Commercial real estate broker Wade Six likens what happened to local real estate developers to a game of musical chairs.
"We all knew from 2006 into 2008 that at some point the music was going to stop," Six said. "Based on the trajectory (from earlier in the decade), developers were making the correct moves as long as things stayed the way they were. Then the music stopped and it was like someone put a new record on the machine and said 'dance to this.' It's a brave new world."
Deep pockets are more important than ever, he said.
"Few landlords have access to credit or can write a check for (the amount needed)," Six said. "If you are a bank today, where are you going to put your money — Medford, Oregon, or the Seattle market?"
One element of the Cedar Landing project was retirement housing.
To make money, senior living communities need an occupancy in the mid-90 percent range.
"Across the board it's 75 to 80 percent and in the lower-level care facilities it's less because mom and dad are staying at home longer," Six said.

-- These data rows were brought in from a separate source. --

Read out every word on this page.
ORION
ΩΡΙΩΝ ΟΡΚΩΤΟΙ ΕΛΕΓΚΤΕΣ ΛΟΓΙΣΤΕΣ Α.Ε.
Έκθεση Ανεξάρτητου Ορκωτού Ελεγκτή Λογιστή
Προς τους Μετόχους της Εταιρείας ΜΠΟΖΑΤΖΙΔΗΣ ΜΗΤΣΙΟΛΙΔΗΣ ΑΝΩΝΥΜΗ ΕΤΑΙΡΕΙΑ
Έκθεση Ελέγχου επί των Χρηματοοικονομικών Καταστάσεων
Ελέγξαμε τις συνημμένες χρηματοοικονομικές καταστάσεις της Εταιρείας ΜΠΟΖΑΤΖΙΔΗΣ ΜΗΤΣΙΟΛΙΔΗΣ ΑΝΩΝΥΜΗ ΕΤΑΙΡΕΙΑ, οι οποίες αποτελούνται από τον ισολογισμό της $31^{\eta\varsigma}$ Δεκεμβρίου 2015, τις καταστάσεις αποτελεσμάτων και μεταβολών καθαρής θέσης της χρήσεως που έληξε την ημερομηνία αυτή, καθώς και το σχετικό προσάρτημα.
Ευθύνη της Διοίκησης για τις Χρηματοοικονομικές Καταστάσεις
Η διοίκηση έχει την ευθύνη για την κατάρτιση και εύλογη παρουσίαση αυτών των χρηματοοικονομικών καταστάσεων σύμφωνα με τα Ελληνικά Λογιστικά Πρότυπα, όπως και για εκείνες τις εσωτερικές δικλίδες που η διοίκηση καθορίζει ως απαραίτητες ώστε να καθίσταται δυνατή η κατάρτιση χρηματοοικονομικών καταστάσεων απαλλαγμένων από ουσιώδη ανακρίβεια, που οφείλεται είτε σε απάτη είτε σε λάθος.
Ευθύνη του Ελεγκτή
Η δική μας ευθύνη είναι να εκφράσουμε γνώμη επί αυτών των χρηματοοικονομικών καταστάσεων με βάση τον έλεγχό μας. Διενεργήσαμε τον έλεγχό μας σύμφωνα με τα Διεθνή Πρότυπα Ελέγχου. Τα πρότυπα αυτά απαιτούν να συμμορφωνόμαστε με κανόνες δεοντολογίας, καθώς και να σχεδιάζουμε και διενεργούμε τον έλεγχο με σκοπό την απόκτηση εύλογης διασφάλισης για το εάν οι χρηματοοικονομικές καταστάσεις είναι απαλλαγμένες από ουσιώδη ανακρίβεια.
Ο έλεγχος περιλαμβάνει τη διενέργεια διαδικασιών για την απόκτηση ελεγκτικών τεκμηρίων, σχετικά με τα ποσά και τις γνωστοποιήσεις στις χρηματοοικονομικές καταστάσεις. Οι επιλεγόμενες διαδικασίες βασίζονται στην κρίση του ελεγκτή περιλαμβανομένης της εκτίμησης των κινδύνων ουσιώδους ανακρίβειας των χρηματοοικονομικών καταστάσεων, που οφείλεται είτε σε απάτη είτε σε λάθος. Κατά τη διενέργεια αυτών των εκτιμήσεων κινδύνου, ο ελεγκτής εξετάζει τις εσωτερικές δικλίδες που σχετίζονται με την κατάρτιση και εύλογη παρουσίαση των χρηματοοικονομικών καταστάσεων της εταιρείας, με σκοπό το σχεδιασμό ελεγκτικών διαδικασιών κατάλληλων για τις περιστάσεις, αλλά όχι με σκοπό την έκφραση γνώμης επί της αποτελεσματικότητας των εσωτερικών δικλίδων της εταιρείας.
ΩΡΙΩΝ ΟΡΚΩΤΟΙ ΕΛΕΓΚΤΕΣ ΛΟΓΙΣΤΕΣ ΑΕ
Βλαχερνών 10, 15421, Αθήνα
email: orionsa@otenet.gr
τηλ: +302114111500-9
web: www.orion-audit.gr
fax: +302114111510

What was once considered a key element in many developments because of baby boomers moving toward retirement is no longer something to bank on.
"The paradigm that existed several years ago is no more and isn't coming back soon, if ever," Six said.
The $400,000 homes that made many a development loan pencil out are no longer attracting buyers.
"In those cases," Six said, "it almost takes a change of ownership to recalibrate the value and to create new value."